The much awaited Reliance Industries-Reliance Natural Resources verdict is out. The court has upheld the Production Sharing Contract (PSC) and has redirected the warring factions to the negotiating table.
It has also ruled out the memorandum of understanding signed between the two brothers which says that for 17 years RIL has to supply gas to RNRL at USD 2.4 per barrel, which is lower than the government prescribed rate of USD 4.2 per barrel.
What is going to be renegotiated?
Harish Salve, Counsel for Reliance Industries, said as per the Empowered Group of Ministries ruling, the Dadri project cannot receive gas till the project is up. That will form part of negotiation and “also minor details like the cap on liabilities needs to be renegotiated.” The question is what would be RNRL's liabilities if it does not pick up the gas from RIL.
When asked about possible review of the judgment, RNRL Counsel Saurabh Kirpal refused to comment. “We are still awaiting clarity. It will take days to understand and analyse the entire judgment. Our stand will depend on closer understanding of the full judgment. We are looking at three parameters, namely price, tenure, and volume.”

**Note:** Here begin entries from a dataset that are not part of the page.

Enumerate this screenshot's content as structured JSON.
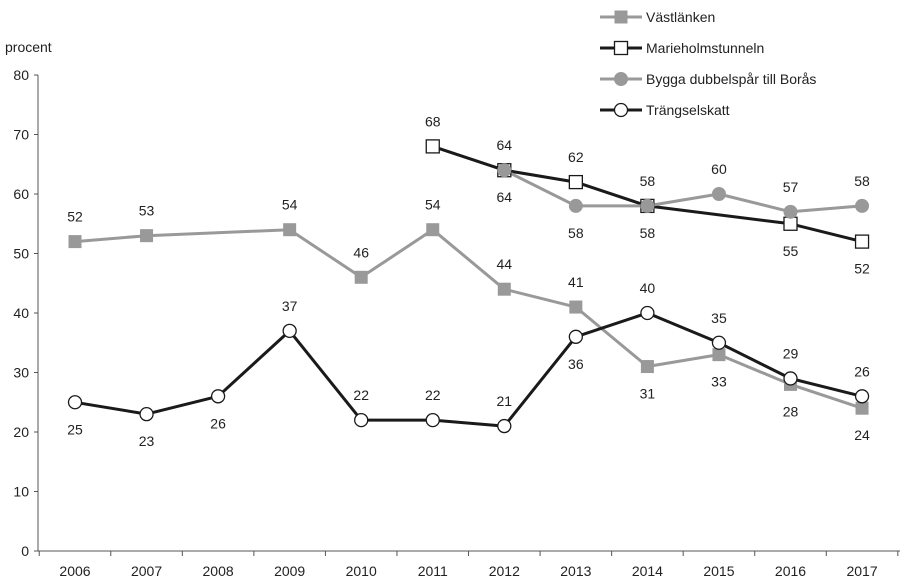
{
  "chart_data": {
    "type": "line",
    "title": "",
    "xlabel": "",
    "ylabel": "procent",
    "ylim": [
      0,
      80
    ],
    "yticks": [
      0,
      10,
      20,
      30,
      40,
      50,
      60,
      70,
      80
    ],
    "categories": [
      "2006",
      "2007",
      "2008",
      "2009",
      "2010",
      "2011",
      "2012",
      "2013",
      "2014",
      "2015",
      "2016",
      "2017"
    ],
    "grid": false,
    "legend_position": "top-right",
    "series": [
      {
        "name": "Västlänken",
        "color": "#999999",
        "marker": "square-filled",
        "values": [
          52,
          53,
          null,
          54,
          46,
          54,
          44,
          41,
          31,
          33,
          28,
          24
        ],
        "labels": [
          "52",
          "53",
          null,
          "54",
          "46",
          "54",
          "44",
          "41",
          "31",
          "33",
          "28",
          "24"
        ]
      },
      {
        "name": "Marieholmstunneln",
        "color": "#1a1a1a",
        "marker": "square-open",
        "values": [
          null,
          null,
          null,
          null,
          null,
          68,
          64,
          62,
          58,
          null,
          55,
          52
        ],
        "labels": [
          null,
          null,
          null,
          null,
          null,
          "68",
          "64",
          "62",
          "58",
          null,
          "55",
          "52"
        ]
      },
      {
        "name": "Bygga dubbelspår till Borås",
        "color": "#999999",
        "marker": "circle-filled",
        "values": [
          null,
          null,
          null,
          null,
          null,
          null,
          64,
          58,
          58,
          60,
          57,
          58
        ],
        "labels": [
          null,
          null,
          null,
          null,
          null,
          null,
          "64",
          "58",
          "58",
          "60",
          "57",
          "58"
        ]
      },
      {
        "name": "Trängselskatt",
        "color": "#1a1a1a",
        "marker": "circle-open",
        "values": [
          25,
          23,
          26,
          37,
          22,
          22,
          21,
          36,
          40,
          35,
          29,
          26
        ],
        "labels": [
          "25",
          "23",
          "26",
          "37",
          "22",
          "22",
          "21",
          "36",
          "40",
          "35",
          "29",
          "26"
        ]
      }
    ]
  }
}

Investment Advisor SP Tulsian, a close follower of this entire legal tussle, said RNRL may want to reduce the tenure when they renegotiate their gas contracts. "RNRL may say that we are not on with our production capacity and may take about three-four years, so we want to have the tenure reduced to maybe 12-13 years. Already one year has passed and the life of the wells is only 17 years, so only 16 years of residual life is left. Hence, they may opt for tenure of 12-13 years." RNRL may even opt voluntarily to reduce the gas allocation from 28 mmscmd to about 20 mmscmd, he added.